The clever-sounding justification for planning for spending declines is that our retirements consist of “go-go years, slow-go years, and no-go years.” However, this contradicts the observed early spending declines. In reality, some unfortunate retirees have not-enough-money-left years.
Other Factors to Consider
Another important consideration is that once retirees do start slowing down deep into their retirements, the possibility of needing expensive care increases. It’s not clear that we can ever count on wanting to spend less during retirement.

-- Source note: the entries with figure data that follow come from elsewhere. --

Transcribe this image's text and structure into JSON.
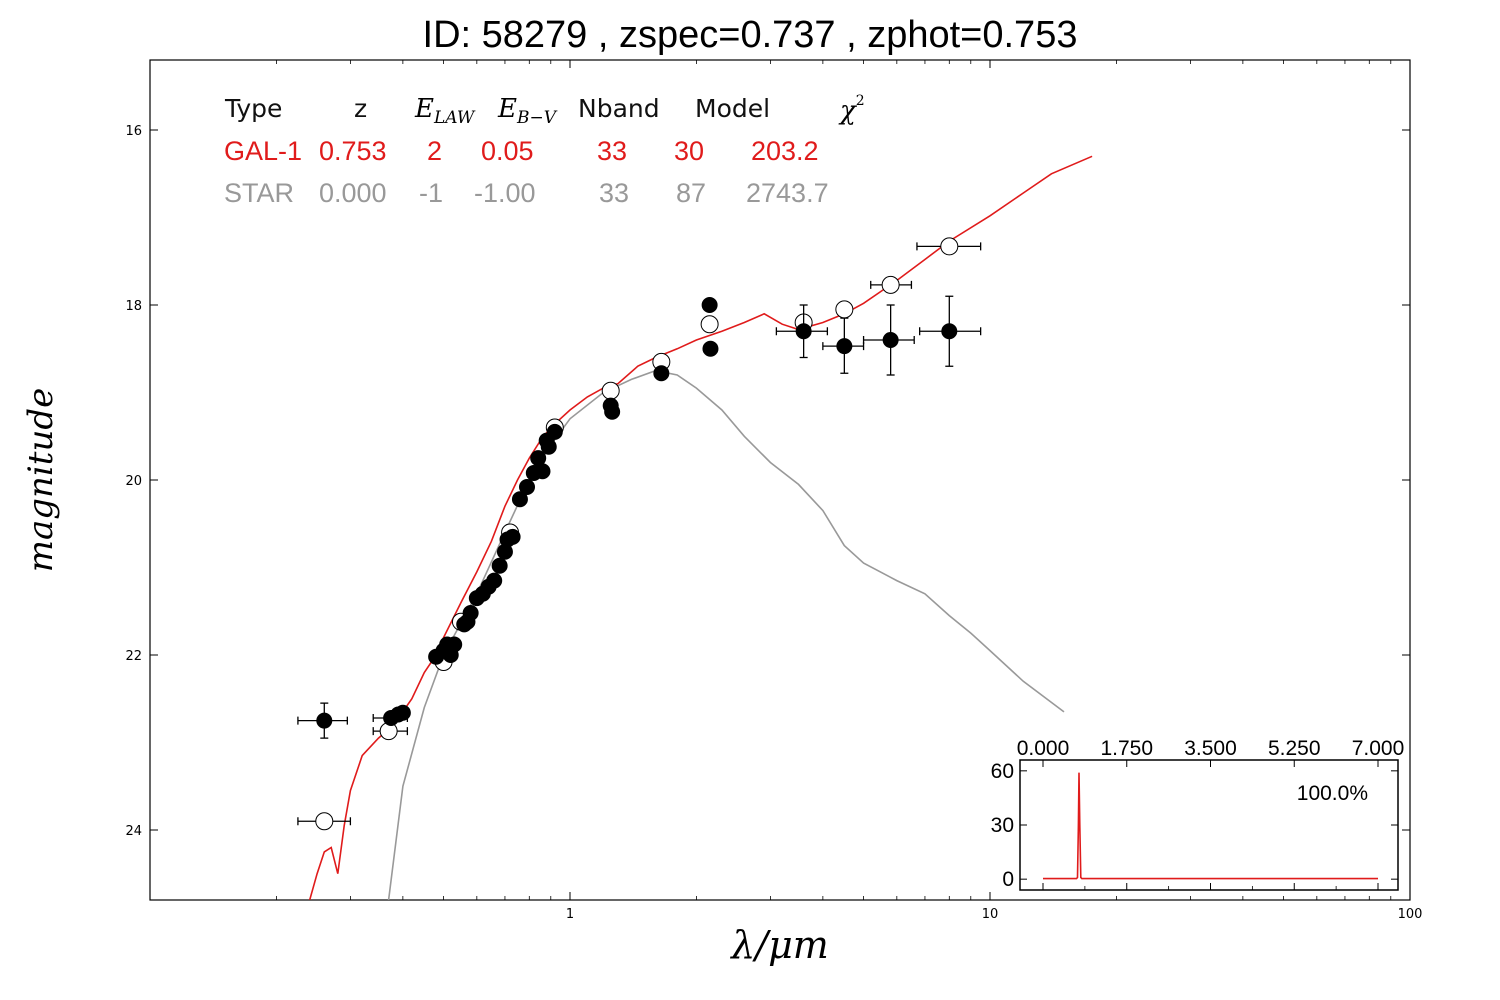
{
  "title": "ID:  58279 , zspec=0.737 , zphot=0.753",
  "colors": {
    "galaxy": "#e01b1b",
    "star": "#999999",
    "points": "#000000"
  },
  "table": {
    "headers": [
      "Type",
      "z",
      "E",
      "LAW",
      "E",
      "B−V",
      "Nband",
      "Model",
      "χ",
      "2"
    ],
    "rows": [
      {
        "name": "galaxy",
        "color": "#e01b1b",
        "cells": [
          "GAL-1",
          "0.753",
          "2",
          "0.05",
          "33",
          "30",
          "203.2"
        ]
      },
      {
        "name": "star",
        "color": "#999999",
        "cells": [
          "STAR",
          "0.000",
          "-1",
          "-1.00",
          "33",
          "87",
          "2743.7"
        ]
      }
    ]
  },
  "chart_data": [
    {
      "type": "scatter",
      "xlabel": "λ/μm",
      "ylabel": "magnitude",
      "xscale": "log",
      "xlim": [
        0.1,
        100
      ],
      "ylim": [
        24.8,
        15.2
      ],
      "y_inverted": true,
      "x_ticks": [
        1,
        10,
        100
      ],
      "x_tick_labels": [
        "1",
        "10",
        "100"
      ],
      "y_ticks": [
        16,
        18,
        20,
        22,
        24
      ],
      "y_tick_labels": [
        "16",
        "18",
        "20",
        "22",
        "24"
      ],
      "grid": false,
      "galaxy_model": [
        [
          0.24,
          24.8
        ],
        [
          0.25,
          24.5
        ],
        [
          0.26,
          24.25
        ],
        [
          0.27,
          24.2
        ],
        [
          0.28,
          24.5
        ],
        [
          0.29,
          23.95
        ],
        [
          0.3,
          23.55
        ],
        [
          0.32,
          23.15
        ],
        [
          0.35,
          22.95
        ],
        [
          0.38,
          22.8
        ],
        [
          0.42,
          22.5
        ],
        [
          0.45,
          22.2
        ],
        [
          0.48,
          22.0
        ],
        [
          0.5,
          21.8
        ],
        [
          0.55,
          21.4
        ],
        [
          0.6,
          21.05
        ],
        [
          0.65,
          20.7
        ],
        [
          0.7,
          20.3
        ],
        [
          0.75,
          20.0
        ],
        [
          0.8,
          19.75
        ],
        [
          0.85,
          19.55
        ],
        [
          0.9,
          19.4
        ],
        [
          1.0,
          19.2
        ],
        [
          1.1,
          19.05
        ],
        [
          1.2,
          18.95
        ],
        [
          1.3,
          18.9
        ],
        [
          1.45,
          18.7
        ],
        [
          1.6,
          18.6
        ],
        [
          1.8,
          18.5
        ],
        [
          2.0,
          18.4
        ],
        [
          2.3,
          18.3
        ],
        [
          2.6,
          18.2
        ],
        [
          2.9,
          18.1
        ],
        [
          3.2,
          18.22
        ],
        [
          3.5,
          18.28
        ],
        [
          4.0,
          18.2
        ],
        [
          4.5,
          18.1
        ],
        [
          5.0,
          17.98
        ],
        [
          6.0,
          17.72
        ],
        [
          7.0,
          17.48
        ],
        [
          8.0,
          17.27
        ],
        [
          10,
          16.98
        ],
        [
          12,
          16.72
        ],
        [
          14,
          16.5
        ],
        [
          17.5,
          16.3
        ]
      ],
      "star_model": [
        [
          0.37,
          24.8
        ],
        [
          0.4,
          23.5
        ],
        [
          0.45,
          22.6
        ],
        [
          0.5,
          22.0
        ],
        [
          0.6,
          21.3
        ],
        [
          0.7,
          20.6
        ],
        [
          0.8,
          20.0
        ],
        [
          0.9,
          19.6
        ],
        [
          1.0,
          19.3
        ],
        [
          1.2,
          19.0
        ],
        [
          1.4,
          18.85
        ],
        [
          1.6,
          18.75
        ],
        [
          1.8,
          18.8
        ],
        [
          2.0,
          18.95
        ],
        [
          2.3,
          19.2
        ],
        [
          2.6,
          19.5
        ],
        [
          3.0,
          19.8
        ],
        [
          3.5,
          20.05
        ],
        [
          4.0,
          20.35
        ],
        [
          4.5,
          20.75
        ],
        [
          5.0,
          20.95
        ],
        [
          6.0,
          21.15
        ],
        [
          7.0,
          21.3
        ],
        [
          8.0,
          21.55
        ],
        [
          9.0,
          21.75
        ],
        [
          10,
          21.95
        ],
        [
          12,
          22.3
        ],
        [
          15,
          22.65
        ]
      ],
      "observed": [
        {
          "x": 0.26,
          "y": 22.75,
          "xerr": [
            0.225,
            0.295
          ],
          "yerr": [
            22.55,
            22.95
          ]
        },
        {
          "x": 0.375,
          "y": 22.72,
          "xerr": [
            0.34,
            0.41
          ]
        },
        {
          "x": 0.39,
          "y": 22.68
        },
        {
          "x": 0.4,
          "y": 22.66
        },
        {
          "x": 0.48,
          "y": 22.02
        },
        {
          "x": 0.5,
          "y": 21.95
        },
        {
          "x": 0.51,
          "y": 21.88
        },
        {
          "x": 0.52,
          "y": 22.0
        },
        {
          "x": 0.53,
          "y": 21.88
        },
        {
          "x": 0.56,
          "y": 21.65
        },
        {
          "x": 0.57,
          "y": 21.62
        },
        {
          "x": 0.58,
          "y": 21.52
        },
        {
          "x": 0.6,
          "y": 21.35
        },
        {
          "x": 0.62,
          "y": 21.3
        },
        {
          "x": 0.64,
          "y": 21.22
        },
        {
          "x": 0.66,
          "y": 21.15
        },
        {
          "x": 0.68,
          "y": 20.98
        },
        {
          "x": 0.7,
          "y": 20.82
        },
        {
          "x": 0.71,
          "y": 20.68
        },
        {
          "x": 0.73,
          "y": 20.65
        },
        {
          "x": 0.76,
          "y": 20.22
        },
        {
          "x": 0.79,
          "y": 20.08
        },
        {
          "x": 0.82,
          "y": 19.92
        },
        {
          "x": 0.84,
          "y": 19.75
        },
        {
          "x": 0.86,
          "y": 19.9
        },
        {
          "x": 0.88,
          "y": 19.55
        },
        {
          "x": 0.89,
          "y": 19.62
        },
        {
          "x": 0.92,
          "y": 19.45
        },
        {
          "x": 1.25,
          "y": 19.15
        },
        {
          "x": 1.26,
          "y": 19.22
        },
        {
          "x": 1.65,
          "y": 18.78
        },
        {
          "x": 2.15,
          "y": 18.0
        },
        {
          "x": 2.16,
          "y": 18.5
        },
        {
          "x": 3.6,
          "y": 18.3,
          "xerr": [
            3.1,
            4.1
          ],
          "yerr": [
            18.0,
            18.6
          ]
        },
        {
          "x": 4.5,
          "y": 18.47,
          "xerr": [
            4.0,
            5.0
          ],
          "yerr": [
            18.15,
            18.78
          ]
        },
        {
          "x": 5.8,
          "y": 18.4,
          "xerr": [
            5.0,
            6.6
          ],
          "yerr": [
            18.0,
            18.8
          ]
        },
        {
          "x": 8.0,
          "y": 18.3,
          "xerr": [
            6.8,
            9.5
          ],
          "yerr": [
            17.9,
            18.7
          ]
        }
      ],
      "model_points": [
        {
          "x": 0.26,
          "y": 23.9,
          "xerr": [
            0.225,
            0.3
          ]
        },
        {
          "x": 0.37,
          "y": 22.87,
          "xerr": [
            0.34,
            0.41
          ]
        },
        {
          "x": 0.5,
          "y": 22.08
        },
        {
          "x": 0.55,
          "y": 21.62
        },
        {
          "x": 0.72,
          "y": 20.6
        },
        {
          "x": 0.92,
          "y": 19.4
        },
        {
          "x": 1.25,
          "y": 18.98
        },
        {
          "x": 1.65,
          "y": 18.65
        },
        {
          "x": 2.15,
          "y": 18.22
        },
        {
          "x": 3.6,
          "y": 18.2
        },
        {
          "x": 4.5,
          "y": 18.05
        },
        {
          "x": 5.8,
          "y": 17.77,
          "xerr": [
            5.2,
            6.5
          ]
        },
        {
          "x": 8.0,
          "y": 17.33,
          "xerr": [
            6.7,
            9.5
          ]
        }
      ]
    },
    {
      "type": "line",
      "x_ticks": [
        0.0,
        1.75,
        3.5,
        5.25,
        7.0
      ],
      "x_tick_labels": [
        "0.000",
        "1.750",
        "3.500",
        "5.250",
        "7.000"
      ],
      "xlim": [
        0,
        7
      ],
      "y_ticks": [
        0,
        30,
        60
      ],
      "y_tick_labels": [
        "0",
        "30",
        "60"
      ],
      "ylim": [
        -6,
        66
      ],
      "annotation": "100.0%",
      "series": [
        {
          "values": [
            [
              0.0,
              0.3
            ],
            [
              0.7,
              0.3
            ],
            [
              0.72,
              1
            ],
            [
              0.74,
              30
            ],
            [
              0.753,
              59
            ],
            [
              0.77,
              30
            ],
            [
              0.79,
              1
            ],
            [
              0.81,
              0.3
            ],
            [
              7.0,
              0.3
            ]
          ]
        }
      ]
    }
  ]
}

Yet another factor is the tendency for wage inflation to exceed price inflation. Over time, society becomes slowly wealthier. If you plan for flat inflation-adjusted spending through retirement, your spending level will slowly fall behind your younger neighbours. If you plan for declining inflation-adjusted spending, you’ll fall behind faster.
Conclusion
Average retiree spending declines over time in part because some retirees spend too much early on and are forced to cut back. It doesn’t make sense to me to plan my own retirement using statistics that include data from retirees who have overspent. The end result for me is that I’ll assume my spending desires will grow with inflation over my retirement. Anything less is risky.